Prima del 2019, si poteva andare in pensione sempre con 20 anni di contributi, ma a 66 anni e 7 mesi. Questa misura, sebbene sia strutturale, è strettamente legata alle aspettative di vita. Che possono modificare rapidamente i requisiti, almeno quelli anagrafici, come è accaduto nel 2019. Con l’aumento della vita media della popolazione, aumenta anche il rischio di un innalzamento dell’età pensionabile.
Infatti, dal primo gennaio 2019, a causa dell’aumento di cinque mesi legato all’aspettativa di vita, ai lavoratori è stato richiesto di raggiungere i 67 anni di età, invece dei precedenti 66 anni e 7 mesi, per poter andare in pensione di vecchiaia.
Pensioni di vecchiaia 5 mesi prima: ecco chi può farcela e a quali condizioni
Questo aumento di cinque mesi, però, non si applica ai lavoratori impiegati in mansioni gravose o usuranti.
Tuttavia, cambia il requisito della carriera contributiva necessaria per consentire a questi lavoratori di beneficiare di un vantaggio di cinque mesi sull’età pensionabile.

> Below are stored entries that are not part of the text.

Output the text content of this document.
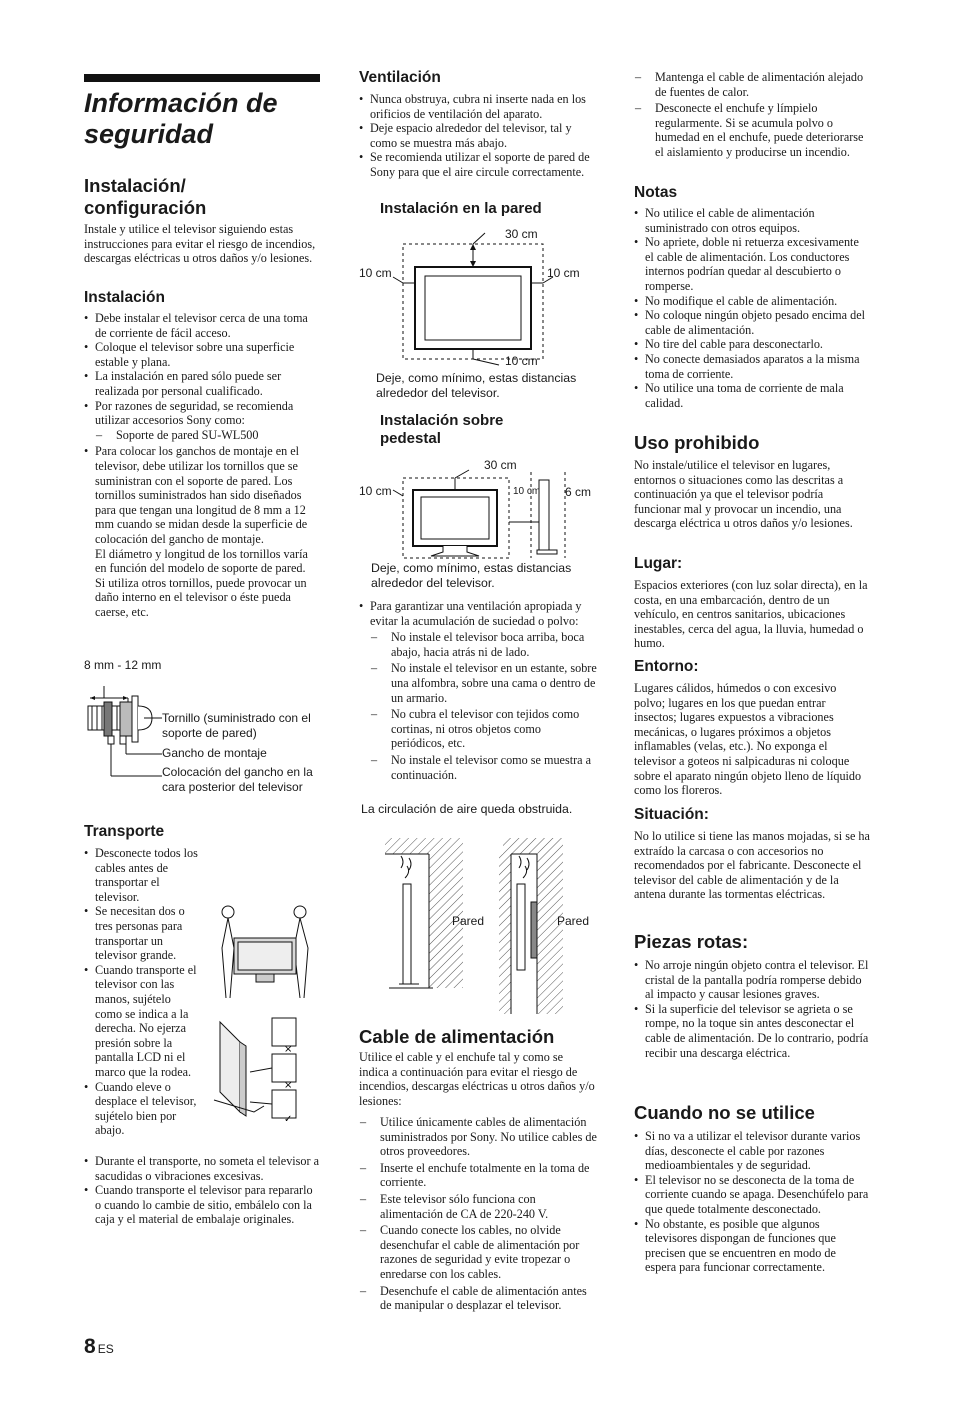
Información de seguridad
Instalación/ configuración

Instale y utilice el televisor siguiendo estas instrucciones para evitar el riesgo de incendios, descargas eléctricas u otros daños y/o lesiones.

Instalación
• Debe instalar el televisor cerca de una toma de corriente de fácil acceso.
• Coloque el televisor sobre una superficie estable y plana.
• La instalación en pared sólo puede ser realizada por personal cualificado.
• Por razones de seguridad, se recomienda utilizar accesorios Sony como:
– Soporte de pared SU-WL500
• Para colocar los ganchos de montaje en el televisor, debe utilizar los tornillos que se suministran con el soporte de pared. Los tornillos suministrados han sido diseñados para que tengan una longitud de 8 mm a 12 mm cuando se midan desde la superficie de colocación del gancho de montaje.
El diámetro y longitud de los tornillos varía en función del modelo de soporte de pared.
Si utiliza otros tornillos, puede provocar un daño interno en el televisor o éste pueda caerse, etc.
8 mm - 12 mm
Tornillo (suministrado con el soporte de pared)
Gancho de montaje
Colocación del gancho en la cara posterior del televisor
Transporte
• Desconecte todos los cables antes de transportar el televisor.
• Se necesitan dos o tres personas para transportar un televisor grande.
• Cuando transporte el televisor con las manos, sujételo como se indica a la derecha. No ejerza presión sobre la pantalla LCD ni el marco que la rodea.
• Cuando eleve o desplace el televisor, sujételo bien por abajo.
• Durante el transporte, no someta el televisor a sacudidas o vibraciones excesivas.
• Cuando transporte el televisor para repararlo o cuando lo cambie de sitio, embálelo con la caja y el material de embalaje originales.
×
×
✓
8 ES
Ventilación
• Nunca obstruya, cubra ni inserte nada en los orificios de ventilación del aparato.
• Deje espacio alrededor del televisor, tal y como se muestra más abajo.
• Se recomienda utilizar el soporte de pared de Sony para que el aire circule correctamente.
Instalación en la pared
30 cm
10 cm	10 cm
10 cm
Deje, como mínimo, estas distancias alrededor del televisor.
Instalación sobre pedestal
30 cm
10 cm	10 cm 6 cm
Deje, como mínimo, estas distancias alrededor del televisor.
• Para garantizar una ventilación apropiada y evitar la acumulación de suciedad o polvo:
– No instale el televisor boca arriba, boca abajo, hacia atrás ni de lado.
– No instale el televisor en un estante, sobre una alfombra, sobre una cama o dentro de un armario.
– No cubra el televisor con tejidos como cortinas, ni otros objetos como periódicos, etc.
– No instale el televisor como se muestra a continuación.
La circulación de aire queda obstruida.
Pared	Pared
Cable de alimentación

Utilice el cable y el enchufe tal y como se indica a continuación para evitar el riesgo de incendios, descargas eléctricas u otros daños y/o lesiones:

– Utilice únicamente cables de alimentación suministrados por Sony. No utilice cables de otros proveedores.
– Inserte el enchufe totalmente en la toma de corriente.
– Este televisor sólo funciona con alimentación de CA de 220-240 V.
– Cuando conecte los cables, no olvide desenchufar el cable de alimentación por razones de seguridad y evite tropezar o enredarse con los cables.
– Desenchufe el cable de alimentación antes de manipular o desplazar el televisor.
– Mantenga el cable de alimentación alejado de fuentes de calor.
– Desconecte el enchufe y límpielo regularmente. Si se acumula polvo o humedad en el enchufe, puede deteriorarse el aislamiento y producirse un incendio.
Notas
• No utilice el cable de alimentación suministrado con otros equipos.
• No apriete, doble ni retuerza excesivamente el cable de alimentación. Los conductores internos podrían quedar al descubierto o romperse.
• No modifique el cable de alimentación.
• No coloque ningún objeto pesado encima del cable de alimentación.
• No tire del cable para desconectarlo.
• No conecte demasiados aparatos a la misma toma de corriente.
• No utilice una toma de corriente de mala calidad.
Uso prohibido

No instale/utilice el televisor en lugares, entornos o situaciones como las descritas a continuación ya que el televisor podría funcionar mal y provocar un incendio, una descarga eléctrica u otros daños y/o lesiones.

Lugar:

Espacios exteriores (con luz solar directa), en la costa, en una embarcación, dentro de un vehículo, en centros sanitarios, ubicaciones inestables, cerca del agua, la lluvia, humedad o humo.

Entorno:

Lugares cálidos, húmedos o con excesivo polvo; lugares en los que puedan entrar insectos; lugares expuestos a vibraciones mecánicas, o lugares próximos a objetos inflamables (velas, etc.). No exponga el televisor a goteos ni salpicaduras ni coloque sobre el aparato ningún objeto lleno de líquido como los floreros.

Situación:

No lo utilice si tiene las manos mojadas, si se ha extraído la carcasa o con accesorios no recomendados por el fabricante. Desconecte el televisor del cable de alimentación y de la antena durante las tormentas eléctricas.

Piezas rotas:
• No arroje ningún objeto contra el televisor. El cristal de la pantalla podría romperse debido al impacto y causar lesiones graves.
• Si la superficie del televisor se agrieta o se rompe, no la toque sin antes desconectar el cable de alimentación. De lo contrario, podría recibir una descarga eléctrica.
Cuando no se utilice
• Si no va a utilizar el televisor durante varios días, desconecte el cable por razones medioambientales y de seguridad.
• El televisor no se desconecta de la toma de corriente cuando se apaga. Desenchúfelo para que quede totalmente desconectado.
• No obstante, es posible que algunos televisores dispongan de funciones que precisen que se encuentren en modo de espera para funcionar correctamente.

Non sono sufficienti 20 anni di contributi. Per questa forma di pensione anticipata, che straordinariamente rimane fissata a 66 anni e 7 mesi di età, sono necessari 30 anni di contributi versati. Inoltre, questi 30 anni di contributi devono essere tutti effettivi. Ovvero non si considerano i contributi figurativi, volontari o da riscatto.
Per i contributivi, le regole sono diverse e cambiano le età di uscita
Anche la data di inizio della carriera lavorativa è fondamentale per determinare le condizioni per la pensione di vecchiaia. I lavoratori che hanno tutti i loro periodi di contribuzione versati in epoca contributiva, cioè dopo l’introduzione della riforma Dini (e quindi dopo il 1995), devono soddisfare una condizione aggiuntiva per andare in pensione di vecchiaia.

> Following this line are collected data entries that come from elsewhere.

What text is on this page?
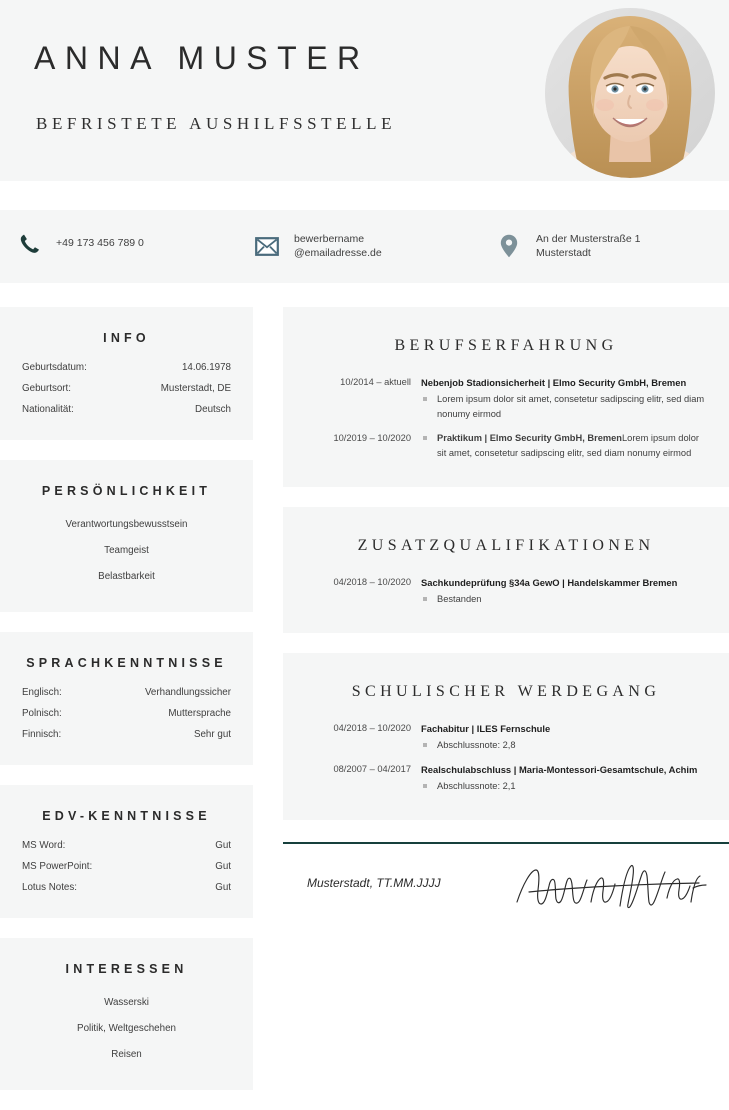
ANNA MUSTER
BEFRISTETE AUSHILFSSTELLE
+49 173 456 789 0	bewerbername
@emailadresse.de
An der Musterstraße 1
Musterstadt
INFO
Geburtsdatum:	14.06.1978
Geburtsort:	Musterstadt, DE
Nationalität:	Deutsch
PERSÖNLICHKEIT
Verantwortungsbewusstsein
Teamgeist
Belastbarkeit
SPRACHKENNTNISSE
Englisch:	Verhandlungssicher
Polnisch:	Muttersprache
Finnisch:	Sehr gut
EDV-KENNTNISSE
MS Word:	Gut
MS PowerPoint:	Gut
Lotus Notes:	Gut
INTERESSEN
Wasserski
Politik, Weltgeschehen
Reisen
BERUFSERFAHRUNG
10/2014 – aktuell	Nebenjob Stadionsicherheit | Elmo Security GmbH, Bremen
Lorem ipsum dolor sit amet, consetetur sadipscing elitr, sed diam nonumy eirmod
10/2019 – 10/2020	Praktikum | Elmo Security GmbH, BremenLorem ipsum dolor sit amet, consetetur sadipscing elitr, sed diam nonumy eirmod
ZUSATZQUALIFIKATIONEN
04/2018 – 10/2020	Sachkundeprüfung §34a GewO | Handelskammer Bremen
Bestanden
SCHULISCHER WERDEGANG
04/2018 – 10/2020	Fachabitur | ILES Fernschule
Abschlussnote: 2,8
08/2007 – 04/2017	Realschulabschluss | Maria-Montessori-Gesamtschule, Achim
Abschlussnote: 2,1
Musterstadt, TT.MM.JJJJ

Dal 2024, infatti, devono raggiungere un importo della pensione che non può essere inferiore a quello dell’assegno sociale. Considerando che l’assegno sociale nel 2024 è pari a 534,41 euro al mese, se il trattamento pensionistico risultante dal calcolo è inferiore a questa cifra, il lavoratore non potrà andare in pensione e dovrà rimandare la richiesta ai 71 anni di età.
A quel punto, i “contributivi puri” possono andare in pensione anche con soli 5 anni di contributi versati. Senza bisogno di raggiungere un importo minimo della prestazione. A dire il vero, nel 2024 la situazione per i contributivi puri è migliorata. Prima, infatti, il vincolo dell’importo minimo della prestazione era più alto rispetto a oggi.
In passato, la pensione di vecchiaia per i contributivi puri era concessa solo se l’assegno era pari a 1,5 volte l’assegno sociale. La situazione attuale è quindi nettamente migliore, anche se non elimina completamente il rischio che alcuni lavoratori rimangano senza pensione di vecchiaia.